All iorpc-based drivers must support a notion of service domains. A service domain is basically an application context - state indicating resources that are allocated to that particular app which it may access and (perhaps) other applications may not access. Drivers can support any number of service domains they choose. In some cases the design is limited by a number of service domains supported by the IO hardware; in other cases the service domains are a purely software concept and the driver chooses a maximum number of domains based on how much state memory it is willing to preallocate.
For example, the mPIPE driver only supports as many service domains as are supported by the mPIPE hardware. This limitation is required because the hardware implements its own MMIO protection scheme to allow large MMIO mappings while still protecting small register ranges within the page that should only be accessed by the hypervisor.
In contrast, drivers with no hardware service domain limitations (for instance the TRIO shim) can implement an arbitrary number of service domains. In these cases, each service domain is limited to a carefully restricted set of legal MMIO addresses if necessary to keep one application from corrupting another application's state.
The driver's open routine is responsible for allocating a new service domain for each hv_dev_open() call. By convention, the return value from open() should be the service domain number on success, or GXIO_ERR_NO_SVC_DOM if no more service domains are available.
The implementations of hv_dev_pread() and hv_dev_pwrite() are responsible for validating the devhdl value passed up by the client. Since the device handle returned by hv_dev_open() should embed the positive service domain number, drivers should make sure that DRV_HDL2BITS(devhdl) is a legal service domain. If the client passes an illegal service domain number, the routine should return GXIO_ERR_INVAL_SVC_DOM. Once the service domain number has been validated, the driver can copy to/from the client buffer and call the dispatch_read() or dispatch_write() methods created by the RPC generator.
The hv_dev_close() implementation should reset all service domain state and put the service domain back on a free list for reallocation by a future application. In most cases, this will require executing a hardware reset or drain flow and denying any MMIO regions that were created for the service domain.
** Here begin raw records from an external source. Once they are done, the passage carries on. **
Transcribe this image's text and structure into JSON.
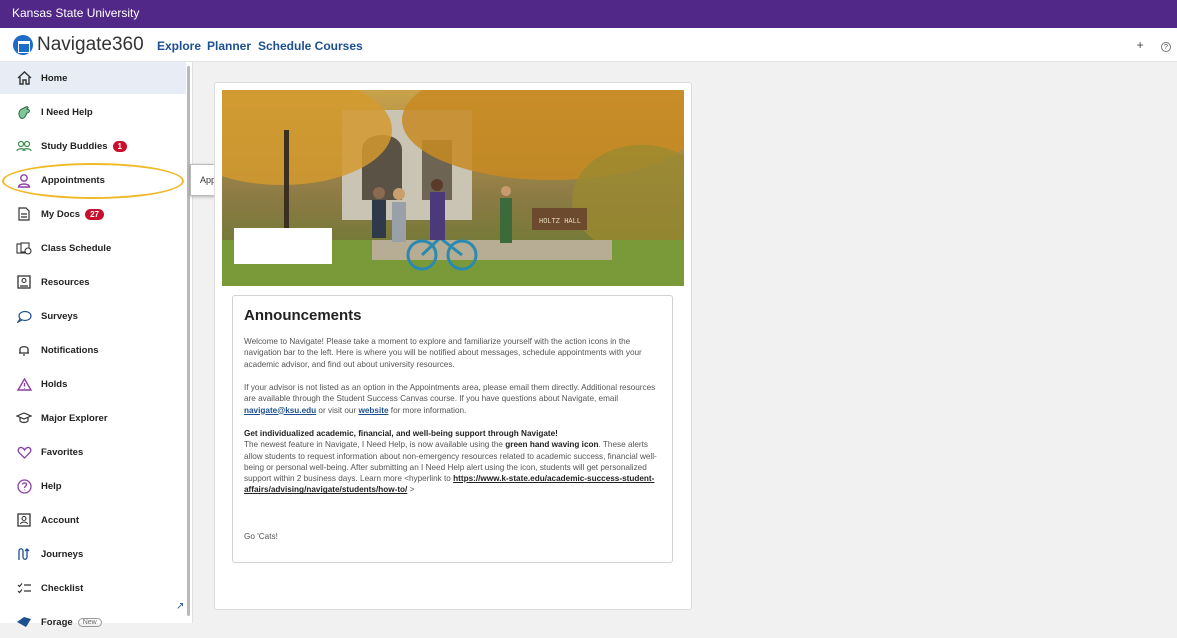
{
  "university_bar": {
    "title": "Kansas State University"
  },
  "topbar": {
    "brand": "Navigate360",
    "nav": [
      "Explore",
      "Planner",
      "Schedule Courses"
    ],
    "plus_icon": "+",
    "help_icon": "?"
  },
  "sidebar": {
    "items": [
      {
        "label": "Home",
        "icon": "home-icon"
      },
      {
        "label": "I Need Help",
        "icon": "hand-wave-icon"
      },
      {
        "label": "Study Buddies",
        "icon": "people-icon",
        "badge": "1"
      },
      {
        "label": "Appointments",
        "icon": "person-icon"
      },
      {
        "label": "My Docs",
        "icon": "document-icon",
        "badge": "27"
      },
      {
        "label": "Class Schedule",
        "icon": "schedule-icon"
      },
      {
        "label": "Resources",
        "icon": "resources-icon"
      },
      {
        "label": "Surveys",
        "icon": "chat-icon"
      },
      {
        "label": "Notifications",
        "icon": "bell-icon"
      },
      {
        "label": "Holds",
        "icon": "warning-icon"
      },
      {
        "label": "Major Explorer",
        "icon": "graduation-cap-icon"
      },
      {
        "label": "Favorites",
        "icon": "heart-icon"
      },
      {
        "label": "Help",
        "icon": "question-icon"
      },
      {
        "label": "Account",
        "icon": "account-icon"
      },
      {
        "label": "Journeys",
        "icon": "journey-icon"
      },
      {
        "label": "Checklist",
        "icon": "checklist-icon"
      },
      {
        "label": "Forage",
        "icon": "forage-icon",
        "tag": "New"
      }
    ],
    "tooltip": "Appointments"
  },
  "hero": {
    "sign": "HOLTZ HALL"
  },
  "announcements": {
    "title": "Announcements",
    "p1": "Welcome to Navigate! Please take a moment to explore and familiarize yourself with the action icons in the navigation bar to the left. Here is where you will be notified about messages, schedule appointments with your academic advisor, and find out about university resources.",
    "p2_a": "If your advisor is not listed as an option in the Appointments area, please email them directly. Additional resources are available through the Student Success Canvas course. If you have questions about Navigate, email ",
    "p2_email": "navigate@ksu.edu",
    "p2_b": " or visit our ",
    "p2_link": "website",
    "p2_c": " for more information.",
    "p3_head": "Get individualized academic, financial, and well-being support through Navigate!",
    "p3_a": "The newest feature in Navigate, I Need Help, is now available using the ",
    "p3_bold": "green hand waving icon",
    "p3_b": ". These alerts allow students to request information about non-emergency resources related to academic success, financial well-being or personal well-being. After submitting an I Need Help alert using the icon, students will get personalized support within 2 business days. Learn more <hyperlink to ",
    "p3_link": "https://www.k-state.edu/academic-success-student-affairs/advising/navigate/students/how-to/",
    "p3_c": " >",
    "signoff": "Go 'Cats!"
  }
}
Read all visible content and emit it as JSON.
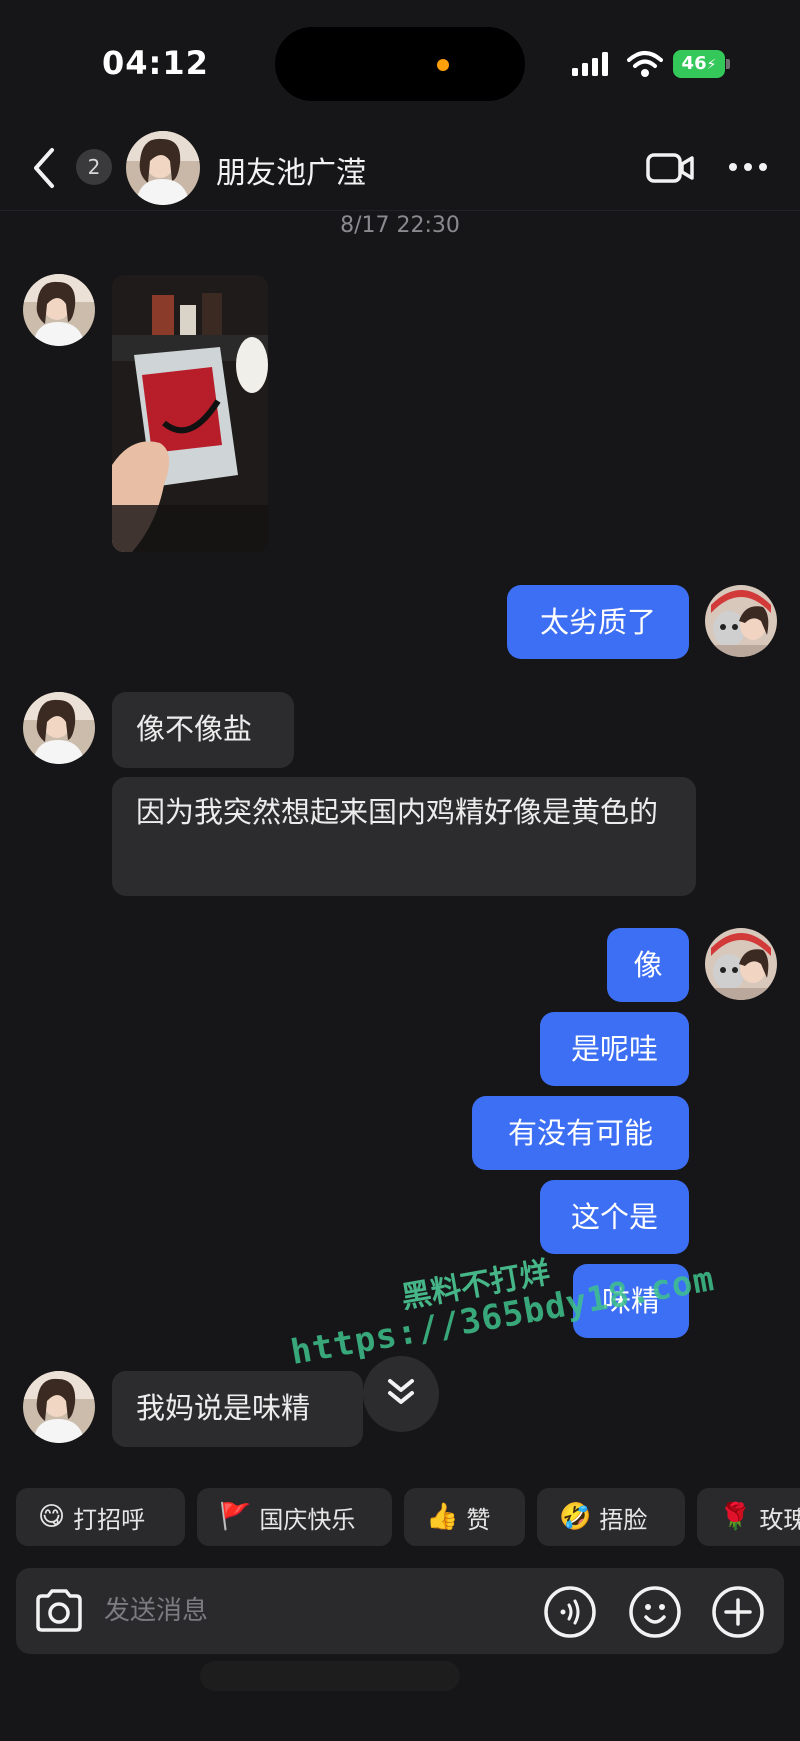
{
  "status_bar": {
    "time": "04:12",
    "battery": "46"
  },
  "header": {
    "unread_count": "2",
    "contact_name": "朋友池广滢",
    "icons": {
      "back": "chevron-left-icon",
      "video": "video-camera-icon",
      "more": "more-dots-icon"
    }
  },
  "chat": {
    "timestamp": "8/17 22:30",
    "messages": [
      {
        "from": "them",
        "kind": "image"
      },
      {
        "from": "me",
        "text": "太劣质了"
      },
      {
        "from": "them",
        "text": "像不像盐"
      },
      {
        "from": "them",
        "text": "因为我突然想起来国内鸡精好像是黄色的"
      },
      {
        "from": "me",
        "text": "像"
      },
      {
        "from": "me",
        "text": "是呢哇"
      },
      {
        "from": "me",
        "text": "有没有可能"
      },
      {
        "from": "me",
        "text": "这个是"
      },
      {
        "from": "me",
        "text": "味精"
      },
      {
        "from": "them",
        "text": "我妈说是味精"
      }
    ]
  },
  "watermark": {
    "line1": "黑料不打烊",
    "line2": "https://365bdy18.com"
  },
  "quick_replies": [
    {
      "emoji": "😋",
      "label": "打招呼"
    },
    {
      "emoji": "🚩",
      "label": "国庆快乐"
    },
    {
      "emoji": "👍",
      "label": "赞"
    },
    {
      "emoji": "🤣",
      "label": "捂脸"
    },
    {
      "emoji": "🌹",
      "label": "玫瑰"
    }
  ],
  "composer": {
    "placeholder": "发送消息"
  }
}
The .idl file syntax allows the creation of syscalls with special parameters that require permission checks or translations as part of the system call path. Because of limitations in the code generator, APIs are generally limited to just one of these special parameters per system call, and they are sometimes required to be the first or last parameter to the call. Special parameters include:
The MEM_BUFFER() datatype allows user space to "register" memory buffers with a device. Registering memory accomplishes two tasks: Linux keeps track of all buffers that might be modified by a hardware device, and the hardware device drivers bind registered buffers to particular hardware resources like ingress NotifRings. The MEM_BUFFER() idl syntax can take extra flags like ALIGN_64KB, ALIGN_SELF_SIZE, and FLAGS indicating that memory buffers must have certain alignment or that the user should be able to pass a "memory flags" word specifying attributes like nt_hint or IO cache pinning. The parser will accept multiple MEM_BUFFER() flags.
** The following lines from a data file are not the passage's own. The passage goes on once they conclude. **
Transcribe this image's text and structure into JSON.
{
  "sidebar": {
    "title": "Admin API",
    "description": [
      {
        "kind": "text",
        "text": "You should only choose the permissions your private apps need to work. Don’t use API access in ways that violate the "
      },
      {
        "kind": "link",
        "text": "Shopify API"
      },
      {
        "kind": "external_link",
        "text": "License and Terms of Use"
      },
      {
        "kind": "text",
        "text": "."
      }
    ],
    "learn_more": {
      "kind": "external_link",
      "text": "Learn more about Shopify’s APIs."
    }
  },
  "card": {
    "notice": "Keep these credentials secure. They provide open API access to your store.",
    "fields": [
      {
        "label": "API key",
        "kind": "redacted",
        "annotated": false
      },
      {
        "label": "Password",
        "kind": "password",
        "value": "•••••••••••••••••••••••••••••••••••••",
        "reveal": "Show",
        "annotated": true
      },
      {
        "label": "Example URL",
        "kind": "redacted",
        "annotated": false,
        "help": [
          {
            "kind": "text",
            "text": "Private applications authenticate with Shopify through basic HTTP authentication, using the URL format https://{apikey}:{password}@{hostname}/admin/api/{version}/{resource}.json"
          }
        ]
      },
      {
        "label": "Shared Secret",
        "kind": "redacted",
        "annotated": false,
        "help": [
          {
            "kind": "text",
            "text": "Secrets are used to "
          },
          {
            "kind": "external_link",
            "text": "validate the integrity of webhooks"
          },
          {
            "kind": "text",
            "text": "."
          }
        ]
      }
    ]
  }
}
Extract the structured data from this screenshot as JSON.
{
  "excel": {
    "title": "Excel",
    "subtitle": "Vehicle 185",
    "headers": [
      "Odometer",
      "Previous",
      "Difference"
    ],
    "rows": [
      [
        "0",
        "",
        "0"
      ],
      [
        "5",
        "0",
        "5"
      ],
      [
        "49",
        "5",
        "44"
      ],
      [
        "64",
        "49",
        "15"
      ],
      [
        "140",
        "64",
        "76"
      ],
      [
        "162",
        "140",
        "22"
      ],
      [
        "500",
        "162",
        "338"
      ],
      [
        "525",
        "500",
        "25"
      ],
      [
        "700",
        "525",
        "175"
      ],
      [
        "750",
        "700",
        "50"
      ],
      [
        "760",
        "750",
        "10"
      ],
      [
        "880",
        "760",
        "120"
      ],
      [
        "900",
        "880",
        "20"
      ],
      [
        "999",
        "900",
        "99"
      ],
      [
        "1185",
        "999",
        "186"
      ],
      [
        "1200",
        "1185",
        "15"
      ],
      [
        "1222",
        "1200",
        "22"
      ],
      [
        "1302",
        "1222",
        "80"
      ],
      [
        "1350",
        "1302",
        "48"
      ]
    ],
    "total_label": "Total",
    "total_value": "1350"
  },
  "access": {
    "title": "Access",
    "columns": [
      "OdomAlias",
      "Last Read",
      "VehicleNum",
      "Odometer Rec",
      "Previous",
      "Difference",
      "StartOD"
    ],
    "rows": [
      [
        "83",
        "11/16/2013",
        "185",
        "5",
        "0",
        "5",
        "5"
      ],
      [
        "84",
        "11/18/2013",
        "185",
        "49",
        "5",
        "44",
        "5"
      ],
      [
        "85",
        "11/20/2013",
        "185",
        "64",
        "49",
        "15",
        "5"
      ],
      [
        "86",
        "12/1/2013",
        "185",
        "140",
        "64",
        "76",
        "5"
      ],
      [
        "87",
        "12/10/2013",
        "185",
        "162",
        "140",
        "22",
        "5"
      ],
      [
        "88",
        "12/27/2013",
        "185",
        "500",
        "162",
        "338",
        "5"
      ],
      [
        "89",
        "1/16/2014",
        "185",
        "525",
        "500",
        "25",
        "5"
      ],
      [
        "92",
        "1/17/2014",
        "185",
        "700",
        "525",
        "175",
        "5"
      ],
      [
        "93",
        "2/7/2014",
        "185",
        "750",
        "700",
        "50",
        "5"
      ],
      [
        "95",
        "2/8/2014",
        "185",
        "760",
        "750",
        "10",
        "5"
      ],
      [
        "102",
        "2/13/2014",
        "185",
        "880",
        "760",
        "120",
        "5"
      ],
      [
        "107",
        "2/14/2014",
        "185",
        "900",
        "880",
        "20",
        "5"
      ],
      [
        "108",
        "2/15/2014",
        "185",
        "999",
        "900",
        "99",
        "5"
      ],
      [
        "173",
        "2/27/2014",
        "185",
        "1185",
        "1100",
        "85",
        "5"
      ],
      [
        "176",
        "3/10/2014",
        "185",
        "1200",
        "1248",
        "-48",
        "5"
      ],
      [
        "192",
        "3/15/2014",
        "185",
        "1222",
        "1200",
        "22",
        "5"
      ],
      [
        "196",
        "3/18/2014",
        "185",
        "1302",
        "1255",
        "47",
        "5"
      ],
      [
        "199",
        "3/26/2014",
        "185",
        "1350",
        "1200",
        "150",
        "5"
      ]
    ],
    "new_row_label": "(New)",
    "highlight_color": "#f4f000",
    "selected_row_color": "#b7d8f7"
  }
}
Implementations must obey the following conventions when registering memory buffers via the iorpc flow. These rules are a result of the Linux driver implementation, which needs to keep track of how many times a particular page has been registered with the hardware so that it can release the page when all those registrations are cleared.
The INTERRUPT .idl datatype allows the client to bind hardware interrupts to a particular combination of IPI parameters - CPU, IPI PL, and event bit number. This data is passed via a special datatype so that the Linux driver can validate the CPU and PL and the HV generic iorpc code can translate client CPUs to real CPUs.
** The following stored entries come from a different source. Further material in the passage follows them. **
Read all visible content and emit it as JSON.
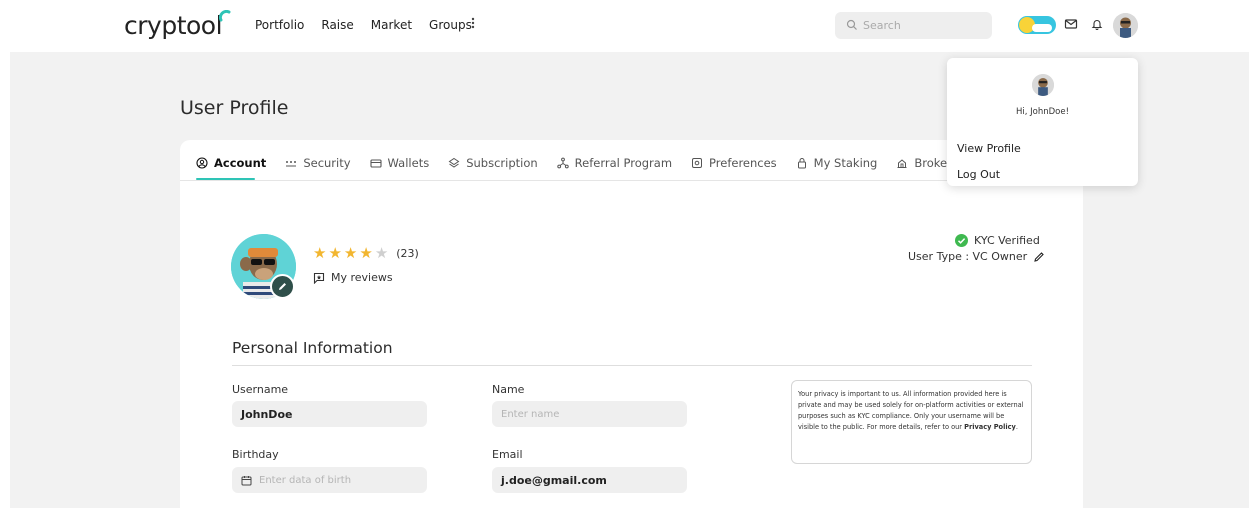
{
  "brand": {
    "name": "cryptool",
    "accent": "#2ec4b6"
  },
  "nav": {
    "links": [
      "Portfolio",
      "Raise",
      "Market",
      "Groups"
    ],
    "more_icon": "kebab-icon",
    "search_placeholder": "Search"
  },
  "header_icons": [
    "theme-toggle",
    "mail-icon",
    "bell-icon",
    "avatar"
  ],
  "page": {
    "title": "User Profile"
  },
  "tabs": [
    {
      "label": "Account",
      "icon": "user-circle-icon",
      "active": true
    },
    {
      "label": "Security",
      "icon": "password-icon"
    },
    {
      "label": "Wallets",
      "icon": "wallet-icon"
    },
    {
      "label": "Subscription",
      "icon": "layers-icon"
    },
    {
      "label": "Referral Program",
      "icon": "network-icon"
    },
    {
      "label": "Preferences",
      "icon": "settings-square-icon"
    },
    {
      "label": "My Staking",
      "icon": "lock-icon"
    },
    {
      "label": "Broker Settings",
      "icon": "broker-icon"
    }
  ],
  "profile": {
    "rating": 4,
    "rating_max": 5,
    "rating_count": "(23)",
    "reviews_label": "My reviews",
    "kyc_label": "KYC Verified",
    "user_type": "User Type : VC Owner"
  },
  "personal_info": {
    "title": "Personal Information",
    "username_label": "Username",
    "username_value": "JohnDoe",
    "name_label": "Name",
    "name_placeholder": "Enter name",
    "birthday_label": "Birthday",
    "birthday_placeholder": "Enter data of birth",
    "email_label": "Email",
    "email_value": "j.doe@gmail.com",
    "privacy_text": "Your privacy is important to us. All information provided here is private and may be used solely for on-platform activities or external purposes such as KYC compliance. Only your username will be visible to the public. For more details, refer to our",
    "privacy_link": "Privacy Policy",
    "privacy_end": "."
  },
  "dropdown": {
    "greeting": "Hi, JohnDoe!",
    "items": [
      "View Profile",
      "Log Out"
    ]
  }
}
The POLLFD_SETUP .idl datatype allows the client to set up hardware interrupt bindings which are received by Linux but which are made visible to user processes as state transitions on a file descriptor; this allows user processes to use Linux primitives, such as poll(), to await particular hardware events. This data is passed via a special datatype so that the Linux driver may recognize the pollable file descriptor and translate it to a set of interrupt target information, and so that the HV generic iorpc code can translate client CPUs to real CPUs.
The POLLFD .idl datatype allows manipulation of hardware interrupt bindings set up via the POLLFD_SETUP datatype; common operations are resetting the state of the requested interrupt events, and unbinding any bound interrupts. This data is passed via a special datatype so that the Linux driver may recognize the pollable file descriptor and translate it to an interrupt identifier previously supplied by the hypervisor as the result of an earlier pollfd_setup operation.
The BLOB .idl datatype allows the client to write an arbitrary length string of bytes up to the hypervisor driver. This can be useful for passing up large, arbitrarily structured data like classifier programs. The iorpc stack takes care of validating the buffer VA and CPA as the data passes up to the hypervisor. Unlike MEM_BUFFER(), the buffer is not registered - Linux does not bump page refcounts and the HV driver should not reuse the buffer once the system call is complete.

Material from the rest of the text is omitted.